It is rare for a comedy of such simplicity to be so eloquently and so distinguishably educated. Also, it is rare in this century for a film from auteur Woody Allen to be so consistently charming, and for that matter, entertaining. Where Midnight in Paris sets itself apart from his previous outings, is in cleverness and consistency. While his past features of late have mostly continued his tradition of the romantic triangle, they have lost their philosophical edge. Midnight in Paris does not reclaim it; but instead finds its own charm in pure, unadultered literary enchantment.
While I remain impressed by Sony Classics (or perhaps Allen himself) from refraining from spilling the beans on the actual plot of the film in either the synopsis or the advertisements, despite its tremendous appeal, at this point, the cat is out of the bag. This film is a time travel adventure about a young hollywood hack writer named Gil who freeloads along on his fiance, Inez’s (Rachel McAdams), tremendously wealthy conservative family’s trip to Paris. Gil is a free-flowing spirit who longs to live in the past, he is working on a novel about a nostalgia shop to dovetail this personal obsession. He believes that Paris in the 1920s would be ideal. Lo and behold after he has had enough of traditional tourist behavior and decides to drunkenly walk through the town at night, he happens to stumble through time and end up in Paris in the 1920s.
Not only does he find himself precisely where he has always dreamed of being, he finds himself in the company of his idols Ernest Hemingway, F. Scott Fitzgerald, Salvidore Dali, Cole Porter, Luis Bunuel, and Gertrude Stein (among many others). Allen does not paint this portrait as a piece of profound historical documentation, so much as a surrealist vision of a dream come true. This is what makes the film work. It keeps its utmost distance from reality or density. By retaining the superficiality and satirical tone of these past sequences, the film maintains the value of the present day and retains the tone necessary to make this film precisely what it is: a fable.
As with any fable, the film holds a simple moral, this one about appreciating one’s own time and place. It is true that the film (and much of Allen’s work) hits the nail rather bluntly on the head, something that normally finds me in complaint. But here, no other method of conveying would be effective. The film is light, but this is far from problematic; it is necessary. The effectiveness of the screenplay is that rather than accurately depict the historical figures, it allows them to act as embodiments of their work instead. Hemingway in particular, speaks as if he himself were one of his novels. Corey Stoll delivers the lines with such dry demeanor that I fully adorn all of the praise his performance has received.
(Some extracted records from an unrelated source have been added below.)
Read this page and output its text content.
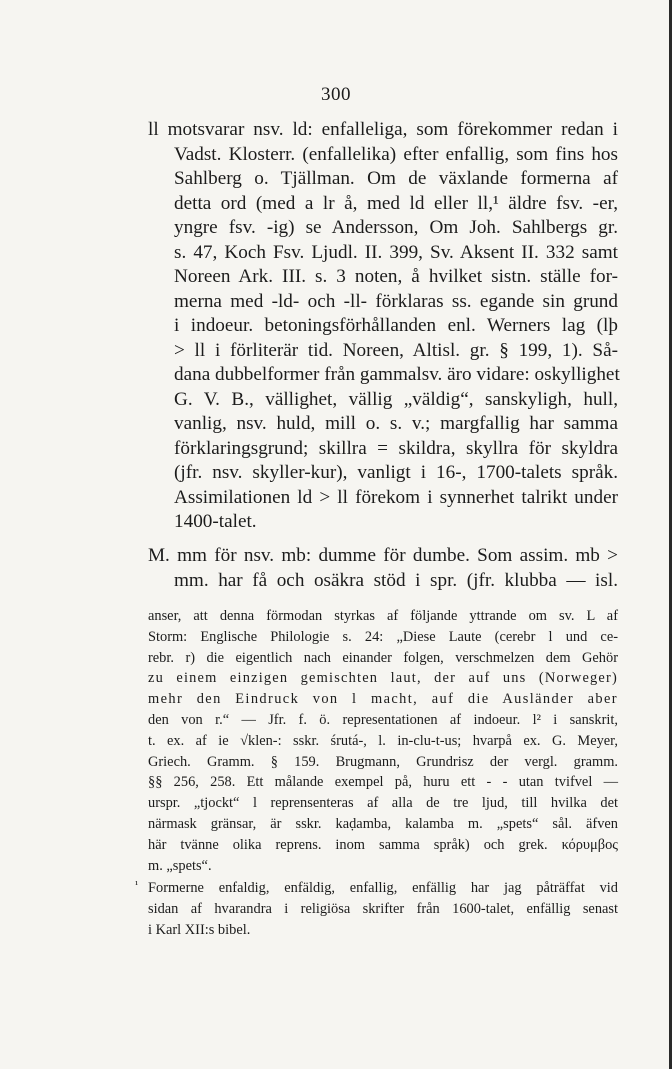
300
ll motsvarar nsv. ld: enfalleliga, som förekommer redan i
Vadst. Klosterr. (enfallelika) efter enfallig, som fins hos
Sahlberg o. Tjällman. Om de växlande formerna af
detta ord (med a lr å, med ld eller ll,¹ äldre fsv. -er,
yngre fsv. -ig) se Andersson, Om Joh. Sahlbergs gr.
s. 47, Koch Fsv. Ljudl. II. 399, Sv. Aksent II. 332 samt
Noreen Ark. III. s. 3 noten, å hvilket sistn. ställe for-
merna med -ld- och -ll- förklaras ss. egande sin grund
i indoeur. betoningsförhållanden enl. Werners lag (lþ
> ll i förliterär tid. Noreen, Altisl. gr. § 199, 1). Så-
dana dubbelformer från gammalsv. äro vidare: oskyllighet
G. V. B., vällighet, vällig „väldig“, sanskyligh, hull,
vanlig, nsv. huld, mill o. s. v.; margfallig har samma
förklaringsgrund; skillra = skildra, skyllra för skyldra
(jfr. nsv. skyller-kur), vanligt i 16-, 1700-talets språk.
Assimilationen ld > ll förekom i synnerhet talrikt under
1400-talet.
M. mm för nsv. mb: dumme för dumbe. Som assim. mb >
mm. har få och osäkra stöd i spr. (jfr. klubba — isl.
anser, att denna förmodan styrkas af följande yttrande om sv. L af
Storm: Englische Philologie s. 24: „Diese Laute (cerebr l und ce-
rebr. r) die eigentlich nach einander folgen, verschmelzen dem Gehör
zu einem einzigen gemischten laut, der auf uns (Norweger)
mehr den Eindruck von l macht, auf die Ausländer aber
den von r.“ — Jfr. f. ö. representationen af indoeur. l² i sanskrit,
t. ex. af ie √klen-: sskr. śrutá-, l. in-clu-t-us; hvarpå ex. G. Meyer,
Griech. Gramm. § 159. Brugmann, Grundrisz der vergl. gramm.
§§ 256, 258. Ett målande exempel på, huru ett - - utan tvifvel —
urspr. „tjockt“ l reprensenteras af alla de tre ljud, till hvilka det
närmask gränsar, är sskr. kaḍamba, kalamba m. „spets“ sål. äfven
här tvänne olika reprens. inom samma språk) och grek. κόρυμβος
m. „spets“.
¹ Formerne enfaldig, enfäldig, enfallig, enfällig har jag påträffat vid
sidan af hvarandra i religiösa skrifter från 1600-talet, enfällig senast
i Karl XII:s bibel.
The film is not a historical drama, it is a loving ode to the moveable feast itself and the many figures that labelled it such. With Gil, Owen Wilson delivers his best performance to date, and Allen finds his best replacement. He perfectly imbues Gil with appropriately awkward neuroticism. As Gil emerges from his fantasy, he returns to his fiance, who questions his mental health. Inez is materialistic and shallow, and clearly not right for Gil. As a result of his voyage, he becomes less and less interested in the reality of his life, and more and more enchanted with his fantasy.
He returns each night and offers up his novel to be proofread by Gertrude Stein (Kathy Bates). But not just his literary side is fulfilled here. A mistress of Picasso (among many other artists), Adriana (Marion Cotillard), becomes the apple of his eye. They are right for each other, unlike Inez. Perhaps too right for each other…
As Gil becomes further and further torn between the two times he occupies, he eventually surfaces upon the afforementioned moral of this story, but not without gaining insight to both his own novel and his own life. Is much of this one-dimensional? Yes. But the film presents a loving array of quirky and both likeable and unlikeable characters (Michael Sheen’s know-it-all snob is among my favorites). And it does so with such elegant charm and concise dialogue.
From the moment that the film first spills forth its wonderfully kept secret, one may be able to predict the remainder of the film. But the very idea it presents, regardless of how obvious, is one of simple profundity. Such a compilation of real-life figures has never been presented. And no one other than the great Woody Allen could have summoned them with such admiration and utilized them as a backdrop for his signature storytelling traits. The result is in my humble opinion, the best film that Woody Allen has made since 1989’s Crimes and Misdemeanors and one of the better works (with tough competition) of 2011.
This heavily lacking DVD affords the customer, one feature only: a rather hollow five minute clip of the Midnight in Paris press release at Cannes. Owen Wilson, Rachel McAdams, Adrian Brody and Woody Allen all speak in it. But no questions are asked. And what they have to say is nothing more than the obvious: Allen does long takes, he doesn’t direct much, the actors are given freedom, it was a good experience, Paris is beautiful. Yep. Cool. Thanks.
Note: No top five this week, not much worth mentioning.